Alastair Gatt

Personal information
- Nationality: British (Scottish)
- Born: 3 March 1966

Sport
- Sport: Badminton
- Club: Edinburgh

Medal record
Representing Scotland
Commonwealth Games
| Bronze medal – third place | 2002 Manchester | Mixed team |
Scottish Nationals
| Gold medal – first place | 1996, 2000, 01, 03 | doubles |
Scottish Open
| Gold medal – first place | 2000 | Doubles |

= Alastair Gatt =

Scottish international badminton player

Alastair Morrison Gatt (born 3 March 1966) is a former international badminton player from Scotland who competed at two Commonwealth Games.

== Biography ==
Gatt born in 1966, was from Aberdeen and was a solicitor by profession. He represented Scotland at international level and attended his first major tournament for his nation at the 1992 Thomas Cup.

In 1992 he formed a new doubles partnership with Gordon Haldane and two years later in 1994 doubled up with Russell Hogg. In 1996, he partnered up with Craig Robertson and it was this doubles team that gained success, winning their first Scottish National Badminton Championships in 1996.

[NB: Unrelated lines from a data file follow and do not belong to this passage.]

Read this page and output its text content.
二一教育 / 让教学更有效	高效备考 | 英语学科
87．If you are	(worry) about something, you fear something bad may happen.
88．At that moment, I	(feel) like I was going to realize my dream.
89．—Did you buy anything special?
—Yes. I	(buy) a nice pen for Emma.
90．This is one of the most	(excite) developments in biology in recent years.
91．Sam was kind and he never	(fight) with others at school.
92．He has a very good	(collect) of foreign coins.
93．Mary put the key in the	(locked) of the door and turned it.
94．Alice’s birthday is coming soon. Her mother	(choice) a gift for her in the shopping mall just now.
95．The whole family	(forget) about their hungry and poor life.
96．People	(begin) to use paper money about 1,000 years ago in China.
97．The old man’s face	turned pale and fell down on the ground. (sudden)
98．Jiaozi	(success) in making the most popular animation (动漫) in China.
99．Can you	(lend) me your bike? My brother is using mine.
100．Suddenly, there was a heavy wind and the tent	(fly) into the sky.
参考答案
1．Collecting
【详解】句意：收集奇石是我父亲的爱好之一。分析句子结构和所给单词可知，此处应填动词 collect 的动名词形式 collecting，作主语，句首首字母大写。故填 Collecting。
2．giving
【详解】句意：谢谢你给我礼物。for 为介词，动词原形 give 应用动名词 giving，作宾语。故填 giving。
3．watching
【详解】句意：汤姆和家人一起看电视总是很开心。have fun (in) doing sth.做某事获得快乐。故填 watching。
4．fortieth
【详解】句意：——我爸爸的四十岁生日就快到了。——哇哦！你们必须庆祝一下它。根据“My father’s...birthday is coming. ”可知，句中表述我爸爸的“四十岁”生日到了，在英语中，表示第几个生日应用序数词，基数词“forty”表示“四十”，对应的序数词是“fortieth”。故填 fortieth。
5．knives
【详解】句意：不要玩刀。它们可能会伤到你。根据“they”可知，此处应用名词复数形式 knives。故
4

Gatt subsequently represented the Scottish team at the 1998 Commonwealth Games in Kuala Lumpur, Malaysia, where he competed in the badminton events.

At the 2002 Commonwealth Games he once again partnered Craig Robertson in the doubles and won a mixed team bronze medal.

He won three more doubles titles (two with Robertson) at the National Badminton Championships in 2000, 2001 and 2003.